Malgré elle, Yamina débarque, comme tant d’autres femmes algériennes, quelques années plus tard en France pour rejoindre son mari Brahim, déjà occupé au turbin en région parisienne. Yamina n’est pas trop heureuse ici en région parisienne au milieu de la grisaille, mais elle fait avec, ne se plaint jamais de rien, subit mêmes les humiliations quotidiennes sans piper mot.

Yamina vit à Aubervilliers dans la discrétion. Elle ne veut pas que ses quatre enfants, trois filles, un fils, grandissent dans la haine.
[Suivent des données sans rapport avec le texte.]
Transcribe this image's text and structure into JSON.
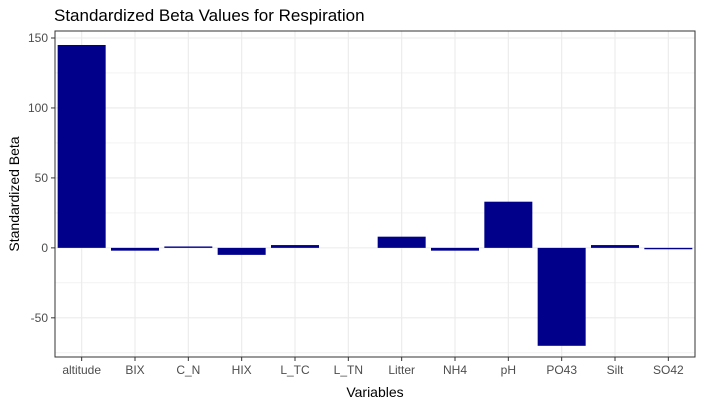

Alors elle ne parle pas de son passé, de ses relations conflictuelles avec la France, de la douleur de son exil.

Pourtant, plus Yamina est silencieuse, plus ses enfants crient. Plus Yamina courbe l’échine, plus ils bombent le torse. Parce que la souffrance même contenue se diffuse.

Avec « La discrétion », Faïza Guène signe le portrait bouleversant d’une  femme et de sa famille, une famille française. Un livre qui rend hommage à cette première génération d’immigrés, et notamment à ces femmes discrètes mais dotées d’un courage exemplaire, éternelles invisibles de notre République. Ce bouquin est aussi un hymne à l’amour familial, au dévouement, à la générosité et à l’humanité…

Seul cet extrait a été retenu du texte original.